In defining sobriety, we do not speak for those outside Sexaholics Anonymous. We can only speak for ourselves. Thus, for the married sexaholic, sexual sobriety means having no form of sex with self or with persons other than the spouse. In SA’s sobriety definition, the term “spouse” refers to one’s partner in a marriage between a man and a woman. For the unmarried sexaholic, sexual sobriety means freedom from sex of any kind. And for all of us, single and married alike, sexual sobriety also includes progressive victory over lust (Sexaholics Anonymous, 191-192).
The only requirement for SA membership is a desire to stop lusting and become sexually sober according to the SA sobriety definition.
Any two or more sexaholics gathered together for SA sobriety according to SA sobriety definition may call themselves an SA group.
Meetings that do not adhere to and follow Sexaholics Anonymous’ sobriety statement as set forth in the foregoing Statement of Principle adopted by the General Delegate Assembly in 2010 are not SA meetings and shall not call themselves SA meetings.
Addendum to the Statement of Principle passed by the General Delegate Assembly on July 8, 2016.
Stay sober one day at a time. Most sexaholics find the idea of weeks, months, or even years of sexual sobriety difficult to comprehend, but anyone can stay sober just for one day, today.
Get a sponsor. New members are encouraged to get a temporary sponsor right away. Seek out a same-sex SA member that has something in their life which you want in your own, with more sobriety, to serve as a guide. A sponsor will be actively working the steps, be available to answer questions and assist you in recovery by listening to you and sharing his/her experience, strength and hope.

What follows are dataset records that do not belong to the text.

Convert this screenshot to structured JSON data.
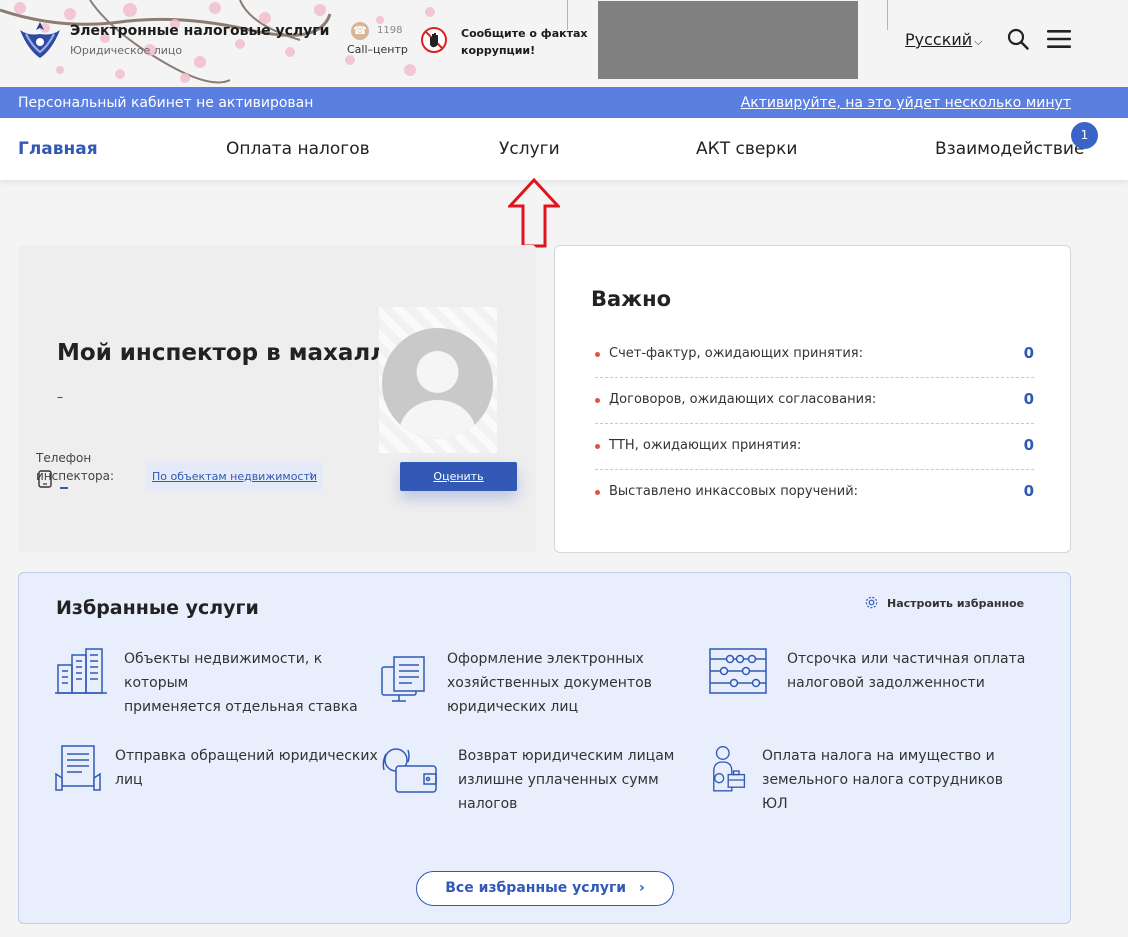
{
  "header": {
    "brand_title": "Электронные налоговые услуги",
    "brand_subtitle": "Юридическое лицо",
    "call_number": "1198",
    "call_label": "Call–центр",
    "corruption_line1": "Сообщите о фактах",
    "corruption_line2": "коррупции!",
    "language": "Русский"
  },
  "activation": {
    "status": "Персональный кабинет не активирован",
    "link": "Активируйте, на это уйдет несколько минут"
  },
  "nav": {
    "items": [
      "Главная",
      "Оплата налогов",
      "Услуги",
      "АКТ сверки",
      "Взаимодействие"
    ],
    "active": "Главная",
    "badge": "1"
  },
  "inspector": {
    "title": "Мой инспектор в махалле",
    "name": "–",
    "phone_label": "Телефон инспектора:",
    "objects_button": "По объектам недвижимости",
    "rate_button": "Оценить"
  },
  "important": {
    "title": "Важно",
    "rows": [
      {
        "label": "Счет-фактур, ожидающих принятия:",
        "value": "0"
      },
      {
        "label": "Договоров, ожидающих согласования:",
        "value": "0"
      },
      {
        "label": "ТТН, ожидающих принятия:",
        "value": "0"
      },
      {
        "label": "Выставлено инкассовых поручений:",
        "value": "0"
      }
    ]
  },
  "favorites": {
    "title": "Избранные услуги",
    "settings": "Настроить избранное",
    "services": [
      {
        "icon": "buildings-icon",
        "lines": [
          "Объекты недвижимости, к которым",
          "применяется отдельная ставка"
        ]
      },
      {
        "icon": "e-document-icon",
        "lines": [
          "Оформление электронных",
          "хозяйственных документов",
          "юридических лиц"
        ]
      },
      {
        "icon": "abacus-icon",
        "lines": [
          "Отсрочка или частичная оплата",
          "налоговой задолженности"
        ]
      },
      {
        "icon": "appeal-document-icon",
        "lines": [
          "Отправка обращений юридических",
          "лиц"
        ]
      },
      {
        "icon": "refund-wallet-icon",
        "lines": [
          "Возврат юридическим лицам",
          "излишне уплаченных сумм",
          "налогов"
        ]
      },
      {
        "icon": "employee-tax-icon",
        "lines": [
          "Оплата налога на имущество и",
          "земельного налога сотрудников",
          "ЮЛ"
        ]
      }
    ],
    "all_button": "Все избранные услуги"
  },
  "colors": {
    "accent": "#3159b5",
    "strip": "#5b7fe0",
    "highlight_arrow": "#e0141a"
  }
}
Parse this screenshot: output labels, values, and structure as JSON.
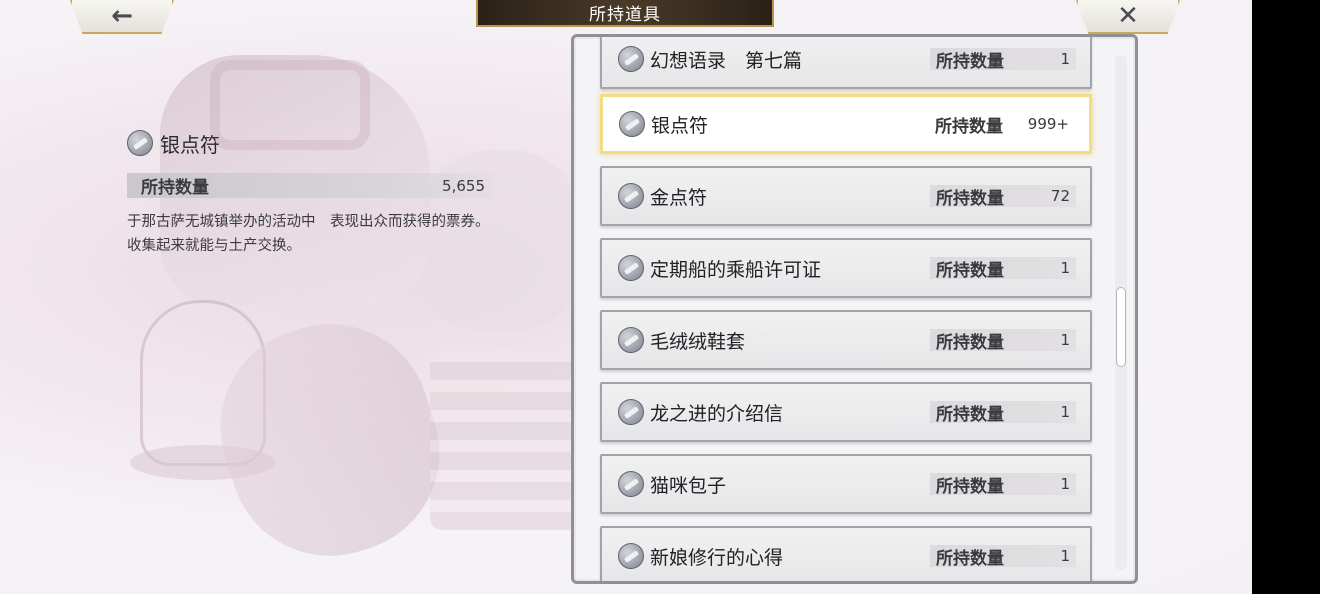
{
  "header": {
    "title": "所持道具",
    "back_icon": "←",
    "close_icon": "✕"
  },
  "detail": {
    "name": "银点符",
    "qty_label": "所持数量",
    "qty_value": "5,655",
    "description": "于那古萨无城镇举办的活动中　表现出众而获得的票券。收集起来就能与土产交换。"
  },
  "list": {
    "qty_label": "所持数量",
    "items": [
      {
        "name": "幻想语录　第七篇",
        "qty": "1"
      },
      {
        "name": "银点符",
        "qty": "999+",
        "selected": true
      },
      {
        "name": "金点符",
        "qty": "72"
      },
      {
        "name": "定期船的乘船许可证",
        "qty": "1"
      },
      {
        "name": "毛绒绒鞋套",
        "qty": "1"
      },
      {
        "name": "龙之进的介绍信",
        "qty": "1"
      },
      {
        "name": "猫咪包子",
        "qty": "1"
      },
      {
        "name": "新娘修行的心得",
        "qty": "1"
      }
    ]
  },
  "colors": {
    "selected_border": "#f1db85",
    "title_bar": "#3a2e20",
    "gold_trim": "#c9a85d"
  },
  "icons": {
    "item": "ticket-coin-icon"
  }
}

Go to meetings. Attend as many meetings as you can (see the Meetings section). Listen to others as they share. You’re not alone if you use the tools SA has to offer. Select one or two meetings you can attend regularly - have a “home” group. Focus on the solution, not the problem. Most SA meetings are closed unless otherwise noted, which means they are for sexaholics only. Family members and friends may contact S-Anon.
Use the telephone. Using the telephone helps us to stay sober between meetings by enabling us to stay close to the fellowship. Pick up a phone list at the meetings. Ask other members for their numbers. As uncomfortable as it may be in the beginning, make phone calls!

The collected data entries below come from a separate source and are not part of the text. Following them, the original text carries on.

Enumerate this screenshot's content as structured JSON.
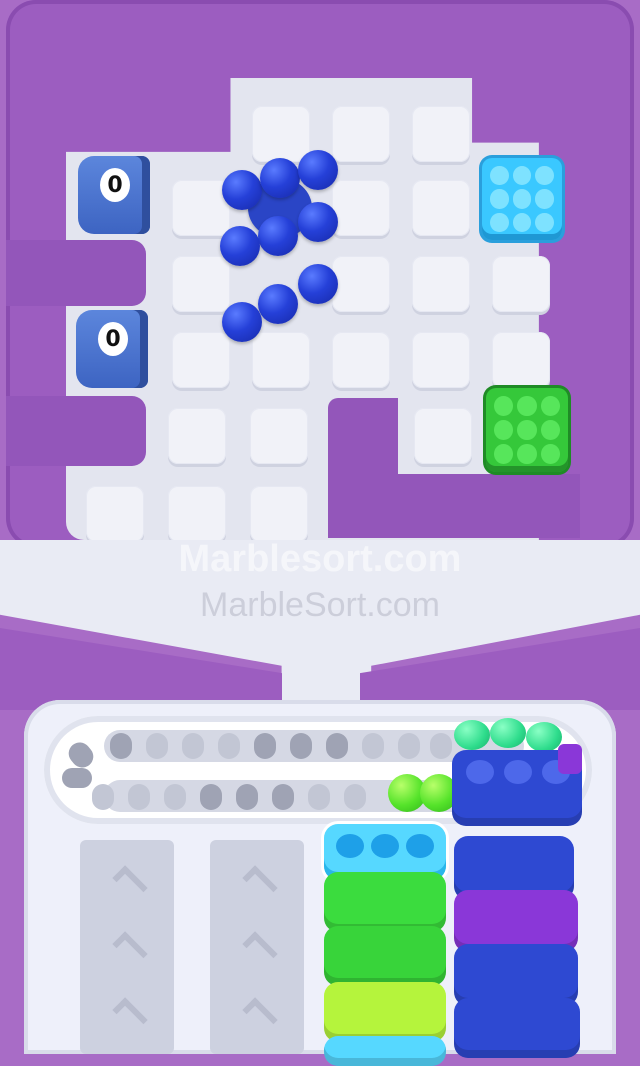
{
  "game": {
    "watermark_primary": "Marblesort.com",
    "watermark_secondary": "MarbleSort.com",
    "cannons": [
      {
        "count": "0",
        "color": "#4a72d0"
      },
      {
        "count": "0",
        "color": "#4a72d0"
      }
    ],
    "crates": [
      {
        "color": "cyan",
        "marbles": 9
      },
      {
        "color": "green",
        "marbles": 9
      }
    ],
    "bins_left": [
      "cyan",
      "green",
      "green",
      "lime",
      "cyan"
    ],
    "bins_right": [
      "blue",
      "blue",
      "purple",
      "blue",
      "blue"
    ],
    "colors": {
      "background": "#a86cc6",
      "marble_blue": "#2540d8",
      "crate_cyan": "#3ac8ff",
      "crate_green": "#35c83a"
    }
  }
}
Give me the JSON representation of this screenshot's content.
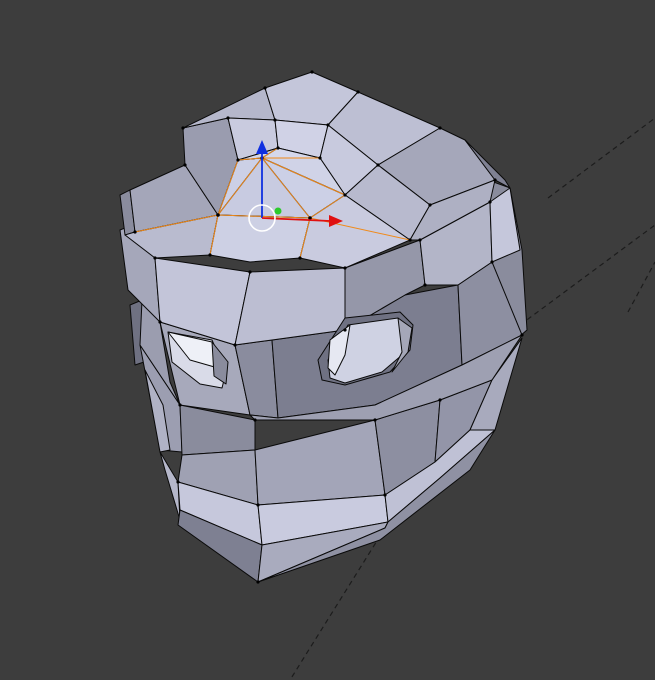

Read the literature. Read the literature of the program, which explains SA’s 12-step program of recovery. The literature consists of Sexaholics Anonymous (called the “White Book”), Member Stories – 1989, Recovery Continues. Members are also urged to read Alcoholics Anonymous (the AA “Big Book”) and “Twelve Steps and Twelve Traditions”. These books are generally available from your meeting Librarian.
Recite the Serenity Prayer. “God, grant me the serenity to accept the things I cannot change, the courage to change the things I can, and wisdom to know the difference.”

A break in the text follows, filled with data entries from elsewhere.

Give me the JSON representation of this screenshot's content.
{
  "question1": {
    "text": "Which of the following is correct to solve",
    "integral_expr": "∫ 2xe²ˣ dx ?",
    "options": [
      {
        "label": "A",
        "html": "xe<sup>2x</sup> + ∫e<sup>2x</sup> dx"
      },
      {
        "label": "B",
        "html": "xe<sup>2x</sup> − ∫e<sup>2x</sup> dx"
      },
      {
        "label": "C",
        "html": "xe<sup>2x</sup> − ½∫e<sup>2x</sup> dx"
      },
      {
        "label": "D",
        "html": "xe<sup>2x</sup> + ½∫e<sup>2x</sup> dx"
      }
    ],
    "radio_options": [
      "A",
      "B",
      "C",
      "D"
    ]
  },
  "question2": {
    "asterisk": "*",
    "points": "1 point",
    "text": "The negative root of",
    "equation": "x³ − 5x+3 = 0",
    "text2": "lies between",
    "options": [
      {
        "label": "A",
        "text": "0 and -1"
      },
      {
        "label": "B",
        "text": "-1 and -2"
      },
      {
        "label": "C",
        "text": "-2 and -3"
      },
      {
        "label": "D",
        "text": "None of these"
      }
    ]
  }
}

Use the tools of the Program … Call another SA member each day. Attend meetings regularly. Read a piece of literature each day. Work the Steps with your sponsor. Take the actions of recovery. Get involved with service work.
Tips on staying sober … Avoid situations leading to acting on lust (masturbation, sex outside marriage, etc.). These include people, places or things, “triggers”, such as: all forms of pornography, cruising, prostitutes, even so-called “relationships” based solely on sex. As new AA’s avoid pubs, so do SA’s avoid pornography shops and massage parlors.